The politics of the United States have been upended in the past few weeks from the attempted assassination of Republican candidate Donald J. Trump to the sitting Democratic President Joe Biden’s decision not to seek another term. Biden’s vice president, Kamala Harris, has stepped into his shoes to run as her party’s candidate for the office of president of the United States.
What would her presidency mean for India?
Kamala Harris is half-Indian, born in California to a mother from Tamil Nadu and a father from Jamaica. Her parents met and married in the United States, before separating and getting divorced. Growing up, she visited her maternal family several times in Chennai, and apparently enjoys South Indian food such as dosas. Beyond this, it is unclear to what extent Harris has a strong cultural connection to India, let alone to the politics and geostrategic concerns of her mother’s homeland. Raised a Baptist Christian — her father’s religion — and married to a Jewish man, she has not spoken much about her Hindu heritage in public.
Throughout her adult career, she has been identified more with the Black community than the Indian American one. As her political career progressed — she served as a senator from California in the U.S. Senate before becoming vice president — Harris has done little to highlight her Indian heritage or support Indian causes. As vice president, she has not visited India. In short, despite her Indian heritage, Harris does not seem to bring to the India-U.S. relationship any special cultural connection, nuance, or attention.
What little she has said about India — a statement, for example, that was seen as sympathetic to Kashmir and critical of India after the revocation of Article 370, which suspended the autonomous status of Jammu and Kashmir, in 2019 — seems to have come from her background in progressive and leftist politics. She has met Prime Minister Narendra Modi — for the first time in 2021 — but the two seem to have little personal chemistry.

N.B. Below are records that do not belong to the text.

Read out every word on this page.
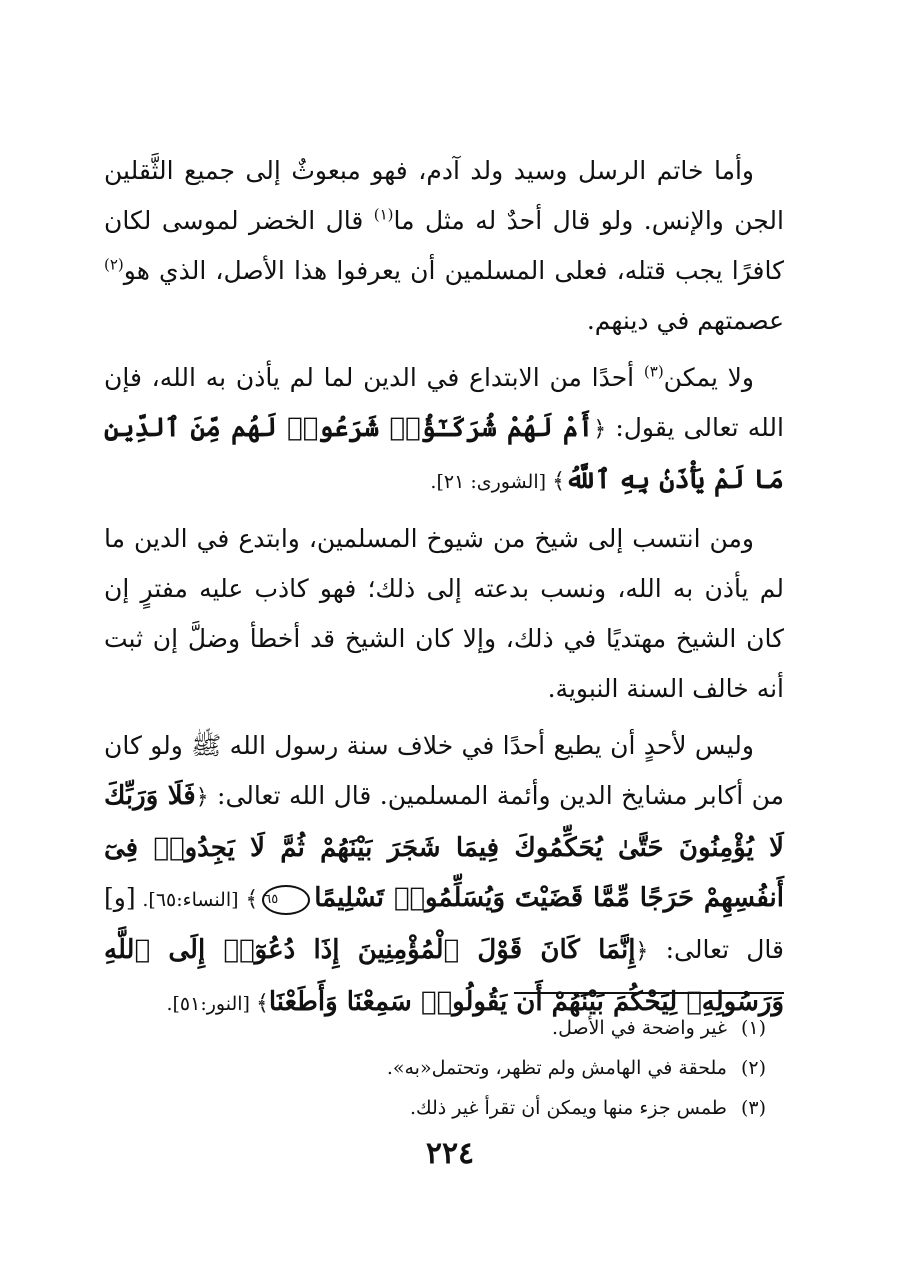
وأما خاتم الرسل وسيد ولد آدم، فهو مبعوثٌ إلى جميع الثَّقلين الجن والإنس. ولو قال أحدٌ له مثل ما$^{(١)}$ قال الخضر لموسى لكان كافرًا يجب قتله، فعلى المسلمين أن يعرفوا هذا الأصل، الذي هو$^{(٢)}$ عصمتهم في دينهم.

ولا يمكن$^{(٣)}$ أحدًا من الابتداع في الدين لما لم يأذن به الله، فإن الله تعالى يقول: ﴿أَمْ لَهُمْ شُرَكَـٰٓؤُا۟ شَرَعُوا۟ لَهُم مِّنَ ٱلدِّينِ مَا لَمْ يَأْذَنۢ بِهِ ٱللَّهُ﴾ [الشورى: ٢١].

ومن انتسب إلى شيخ من شيوخ المسلمين، وابتدع في الدين ما لم يأذن به الله، ونسب بدعته إلى ذلك؛ فهو كاذب عليه مفترٍ إن كان الشيخ مهتديًا في ذلك، وإلا كان الشيخ قد أخطأ وضلَّ إن ثبت أنه خالف السنة النبوية.

وليس لأحدٍ أن يطيع أحدًا في خلاف سنة رسول الله ﷺ ولو كان من أكابر مشايخ الدين وأئمة المسلمين. قال الله تعالى: ﴿فَلَا وَرَبِّكَ لَا يُؤْمِنُونَ حَتَّىٰ يُحَكِّمُوكَ فِيمَا شَجَرَ بَيْنَهُمْ ثُمَّ لَا يَجِدُوا۟ فِىٓ أَنفُسِهِمْ حَرَجًا مِّمَّا قَضَيْتَ وَيُسَلِّمُوا۟ تَسْلِيمًا٦٥﴾ [النساء:٦٥]. [و] قال تعالى: ﴿إِنَّمَا كَانَ قَوْلَ ٱلْمُؤْمِنِينَ إِذَا دُعُوٓا۟ إِلَى ٱللَّهِ وَرَسُولِهِۦ لِيَحْكُمَ بَيْنَهُمْ أَن يَقُولُوا۟ سَمِعْنَا وَأَطَعْنَا﴾ [النور:٥١].

(١)غير واضحة في الأصل.
(٢)ملحقة في الهامش ولم تظهر، وتحتمل«به».
(٣)طمس جزء منها ويمكن أن تقرأ غير ذلك.
٢٢٤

Harris has not spoken in depth on issues of domestic or international importance to India, other than maintaining the Biden administration’s line on security issues in the Indo-Pacific: that the region should remain free and open, prosperous, and secure.
Some of this may also be a function of the fact that Harris has not yet developed a strong foreign policy portfolio. On the other hand, Biden did so for many years as the chairman or ranking member of the Senate Foreign Relations Committee for 12 years before becoming vice president; it was possible to speak of a “Biden Doctrine” long before he became president. Let alone visiting India as vice president, Harris has not visited China — arguably the most important country for any U.S. president to deal with — even once, and has met with Chinese President Xi Jinping only once, briefly. (On the other hand, her vice president candidate, Tim Walz, even lived and taught in China during his youth.)

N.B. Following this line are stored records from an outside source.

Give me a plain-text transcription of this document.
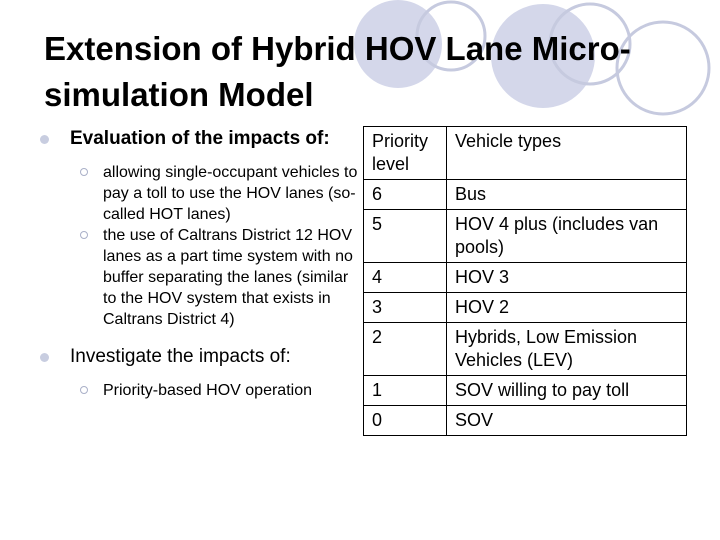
Extension of Hybrid HOV Lane Micro-simulation Model
Evaluation of the impacts of:
allowing single-occupant vehicles to pay a toll to use the HOV lanes (so-called HOT lanes)
the use of Caltrans District 12 HOV lanes as a part time system with no buffer separating the lanes (similar to the HOV system that exists in Caltrans District 4)
Investigate the impacts of:
Priority-based HOV operation
Priority level	Vehicle types
6	Bus
5	HOV 4 plus (includes van pools)
4	HOV 3
3	HOV 2
2	Hybrids, Low Emission Vehicles (LEV)
1	SOV willing to pay toll
0	SOV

The India-U.S. relationship, including all that it entails geostrategically for U.S. interests in Asia, has so far been handled by the foreign policy heavyweights in the Biden administration: Biden, himself, Secretary of State Antony Blinken, and National Security Adviser Jake Sullivan.
This is not to say that Harris has no foreign policy exposure: as a prominent politician, she was bound to get such experience. As vice president, she has supported the Biden administration’s positions on international conflicts as varied as Ukraine and Gaza, has met with 150 heads of state, chairs the National Space Council, and visited several Latin American, African, and Asian countries. In her acceptance speech at the Democratic National Convention, Harris pledged to strengthen U.S. global leadership, a vague statement that implies that she intends to stay the course of the Biden administration in regards to foreign policy: a liberal internationalism tempered by practical limitations, a view strengthened by her choice of policy advisers.
At the end of the day, it remains to be seen what Harris believes about foreign policy, and what a Harris foreign policy doctrine would look like beyond implementing the platform of her party and staying the course of her predecessor in pursuing a form of liberal internationalism.
Based on her career and record, it seems evident that Harris’s interests lie in domestic policy and reform, and that her main interest in foreign policy would be to keep the world from becoming too chaotic or unmanageable so as to impinge on her ability to focus on domestic issues.
Yet India need not worry too much about Harris’s lack of interest in Asian geopolitics or the political nuances of her mother’s homeland, mostly because a bipartisan consensus seems to have emerged in the United States that favors closer, stronger ties with India for a variety of reasons: geopolitical rivalry with China, economic and trade benefits, and an influential Indian American diaspora. There may be an uptake in some upbraiding on human rights issues, given the Democratic Party is more likely to emphasize some concerns, but ultimately, India-U.S. relations will likely continue as usual.
However, despite this, a Harris administration would be a bit of a disappointment for India. India would miss the detailed, policy-based, security-oriented interest that the Biden administration has shown it on the one hand; on the other hand, Harris would hardly show India the personalized, personality-driven indulgence that the country would receive from Donald Trump, a man who has a long history of positive chemistry with Prime Minister Narendra Modi.